Continuing with our study of the “rummage sales” within the Christian church every five hundred years lets look at the first one. Before we start I will admit that I didn’t know much about this period of time before this study so I relied on several books on the shelves behind me and in my Kindle to help me understand. I will put those references at the end of the last post on the topic for those who are interested.
The first great rummage sale happened when the church moved from the late Roman period into the Dark ages. When Constantine made Christianity the State religion of the Roman empire around 350CE he did so primarily to try to shore up his crumbling empire. Long story short it didn’t work. Well it actually worked for a while. The Christian church became a powerful influence in the world. It became an empire religion. But then the Roman empire started imploding so did the power of the church.
Here is how Mrs. Tickle summarized this. For brevity the following was gleaned as bits and pieces from the book:
During the sixth century, the Apostolic Church…gave way to an organized monasticism as the true keeper and promulgator of the faith….
Stupendous as this reconfiguration was, and has been, for global Christianity in all three of its major parts, the agonies of the sixth century gave something of far more immediate and dramatic use to Western Christianity and culture. They gave the Western world a reconfigured form of monasticism that functioned not only as a way of private holiness but also as a way of societal and political stability….
All these things that are familiar to us now and that had been the Christianity of Constantine and his immediate successors require at least a rudimentary literacy as well as a civil stability that allows the free flow of worshipers from home or business to places of worship and godly instruction. Late fifth-century Romans had neither. What politically and culturally would very swiftly spiral down into the Dark Ages was already at work peeling the Christianity of the Early Church away from the laity and inserting into the resulting vacuum a kind of animistic, half-magical form of a bastardized Christianity that would characterize the laity and much of the minor clergy over the next few centuries.

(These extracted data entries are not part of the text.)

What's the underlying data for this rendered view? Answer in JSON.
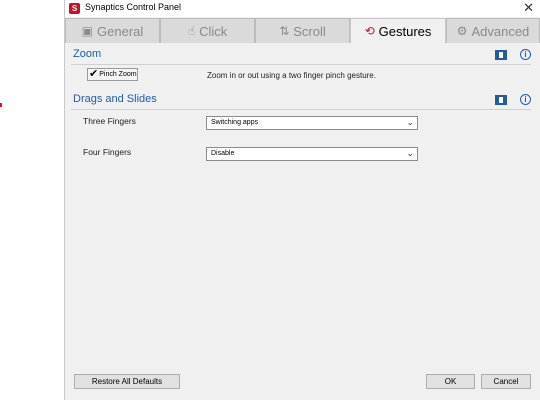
{
  "window": {
    "title": "Synaptics Control Panel",
    "close_glyph": "✕",
    "app_icon_letter": "S"
  },
  "tabs": [
    {
      "label": "General",
      "icon": "general-icon",
      "glyph": "▣",
      "active": false
    },
    {
      "label": "Click",
      "icon": "click-icon",
      "glyph": "☝",
      "active": false
    },
    {
      "label": "Scroll",
      "icon": "scroll-icon",
      "glyph": "⇅",
      "active": false
    },
    {
      "label": "Gestures",
      "icon": "gestures-icon",
      "glyph": "⟲",
      "active": true
    },
    {
      "label": "Advanced",
      "icon": "advanced-icon",
      "glyph": "⚙",
      "active": false
    }
  ],
  "sections": {
    "zoom": {
      "title": "Zoom",
      "checkbox_label": "Pinch Zoom",
      "checked": true,
      "description": "Zoom in or out using a two finger pinch gesture."
    },
    "drags": {
      "title": "Drags and Slides",
      "three_fingers_label": "Three Fingers",
      "three_fingers_value": "Switching apps",
      "four_fingers_label": "Four Fingers",
      "four_fingers_value": "Disable"
    }
  },
  "buttons": {
    "restore": "Restore All Defaults",
    "ok": "OK",
    "cancel": "Cancel"
  },
  "glyphs": {
    "check": "✔",
    "chevron": "⌄",
    "info": "i"
  },
  "colors": {
    "accent": "#c8102e",
    "section_title": "#1f5da3"
  }
}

During those centuries of darkness, and largely because of Gregory’s prescience and acumen, Western Christianity would be held in trust in Europe’s convents and monasteries. The monks and nuns would not all be pure or brilliant or even, in many cases, themselves literate. But enough of them would be so that the great treasures of the first five centuries of the Church would be preserved, and then added to, by the great minds of the Dark Ages.
Next time we will delve a little further into Gregory the Great’s role in this church transformation and talk a little more about some of the quote above, and what happened to the church during this period.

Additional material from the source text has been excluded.